When I first noticed this year's SPW theme I realized that not only Alice isn't living here anymore, but that we do not really know who Alice is, after all these years. Is she a fictitious character of Oscar Wilde's Importance of being Earnest (1895) who tries to avoid the obligations of Victorian-era social protocols? Or maybe the fickle character of the Duke of Mantua's aria in Verdi's Rigoletto (1851)?
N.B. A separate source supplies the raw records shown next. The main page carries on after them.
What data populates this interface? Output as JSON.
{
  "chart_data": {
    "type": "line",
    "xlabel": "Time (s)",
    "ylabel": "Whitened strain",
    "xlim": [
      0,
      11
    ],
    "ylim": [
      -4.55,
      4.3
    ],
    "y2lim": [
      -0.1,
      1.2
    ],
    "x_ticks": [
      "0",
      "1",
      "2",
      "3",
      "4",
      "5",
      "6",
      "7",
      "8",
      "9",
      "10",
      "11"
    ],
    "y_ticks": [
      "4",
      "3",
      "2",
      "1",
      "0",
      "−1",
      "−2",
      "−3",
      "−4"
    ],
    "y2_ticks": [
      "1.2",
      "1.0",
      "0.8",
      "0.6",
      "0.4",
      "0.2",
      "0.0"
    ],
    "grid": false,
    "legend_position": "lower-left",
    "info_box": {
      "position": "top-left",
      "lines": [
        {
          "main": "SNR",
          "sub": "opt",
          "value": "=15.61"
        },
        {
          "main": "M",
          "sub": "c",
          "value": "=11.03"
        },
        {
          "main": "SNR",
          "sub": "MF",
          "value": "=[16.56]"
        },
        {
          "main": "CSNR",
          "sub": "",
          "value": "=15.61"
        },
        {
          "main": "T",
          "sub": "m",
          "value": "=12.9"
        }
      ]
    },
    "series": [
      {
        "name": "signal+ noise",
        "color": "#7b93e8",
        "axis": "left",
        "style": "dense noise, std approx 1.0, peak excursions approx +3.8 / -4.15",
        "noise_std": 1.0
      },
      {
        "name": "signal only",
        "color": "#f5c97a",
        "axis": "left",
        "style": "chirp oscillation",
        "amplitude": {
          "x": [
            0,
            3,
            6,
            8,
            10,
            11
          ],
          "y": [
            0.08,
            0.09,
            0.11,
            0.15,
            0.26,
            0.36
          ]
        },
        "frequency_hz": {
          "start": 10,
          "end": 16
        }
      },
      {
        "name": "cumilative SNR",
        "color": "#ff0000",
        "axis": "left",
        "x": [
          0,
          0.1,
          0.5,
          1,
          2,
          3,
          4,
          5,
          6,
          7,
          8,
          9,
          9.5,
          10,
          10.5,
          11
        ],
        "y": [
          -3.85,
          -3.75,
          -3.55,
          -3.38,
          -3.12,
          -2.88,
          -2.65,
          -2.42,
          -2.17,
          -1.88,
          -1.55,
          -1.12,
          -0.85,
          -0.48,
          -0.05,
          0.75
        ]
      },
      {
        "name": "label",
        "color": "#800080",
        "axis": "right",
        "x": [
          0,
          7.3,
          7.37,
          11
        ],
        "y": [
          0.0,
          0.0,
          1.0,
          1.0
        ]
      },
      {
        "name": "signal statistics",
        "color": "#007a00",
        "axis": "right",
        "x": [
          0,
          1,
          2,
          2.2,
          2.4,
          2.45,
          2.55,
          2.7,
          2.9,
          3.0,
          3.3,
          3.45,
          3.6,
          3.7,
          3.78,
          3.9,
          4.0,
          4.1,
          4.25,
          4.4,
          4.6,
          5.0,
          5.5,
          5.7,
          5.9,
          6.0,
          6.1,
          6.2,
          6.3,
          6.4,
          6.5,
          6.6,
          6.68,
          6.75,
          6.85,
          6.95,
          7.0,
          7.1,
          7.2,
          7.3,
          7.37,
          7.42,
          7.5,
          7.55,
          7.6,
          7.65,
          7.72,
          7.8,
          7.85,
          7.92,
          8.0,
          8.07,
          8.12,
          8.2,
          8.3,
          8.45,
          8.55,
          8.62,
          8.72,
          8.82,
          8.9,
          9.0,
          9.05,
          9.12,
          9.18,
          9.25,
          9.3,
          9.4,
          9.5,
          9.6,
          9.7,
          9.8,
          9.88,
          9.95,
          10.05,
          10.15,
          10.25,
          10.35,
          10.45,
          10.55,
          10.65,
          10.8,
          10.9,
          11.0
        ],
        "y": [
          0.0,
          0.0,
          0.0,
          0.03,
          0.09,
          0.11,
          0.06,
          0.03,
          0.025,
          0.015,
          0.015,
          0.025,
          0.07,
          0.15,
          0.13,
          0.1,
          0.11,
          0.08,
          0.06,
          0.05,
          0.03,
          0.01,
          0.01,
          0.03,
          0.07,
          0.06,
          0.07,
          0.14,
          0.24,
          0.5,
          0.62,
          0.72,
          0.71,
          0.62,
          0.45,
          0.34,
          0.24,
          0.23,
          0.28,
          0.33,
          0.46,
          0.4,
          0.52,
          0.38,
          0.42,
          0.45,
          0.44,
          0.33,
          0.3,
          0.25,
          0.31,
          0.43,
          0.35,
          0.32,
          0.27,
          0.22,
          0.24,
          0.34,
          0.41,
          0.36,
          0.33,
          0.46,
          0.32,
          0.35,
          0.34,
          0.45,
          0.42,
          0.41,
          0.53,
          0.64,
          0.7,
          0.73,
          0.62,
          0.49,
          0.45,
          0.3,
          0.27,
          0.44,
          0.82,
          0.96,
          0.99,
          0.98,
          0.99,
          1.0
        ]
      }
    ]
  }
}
Or, perhaps the fictitious and equally fickle character of our past Security Protocols Workshops who changes her goals and behavior from year to year? Whichever the case may be, one thing is clear: Alice may not always be trustworthy--as she sometimes seems to be involved in shady activities--but she must always be accountable in our protocols. Hence, we must look into what makes Alice accountable in networks that do not provide accountability for protocol participants by default; e.g., in the Internet. In particular, I argue that we could locate Alice in a multi-dimensional accountability space similar in spirit to that used in online behavioral advertising (OBA). Since in security protocols we often deal with networks of computers and humans, it seems useful to look at OBA, which also captures the behaviour of humans and computers well enough to become a source of (possibly anonymous) identity.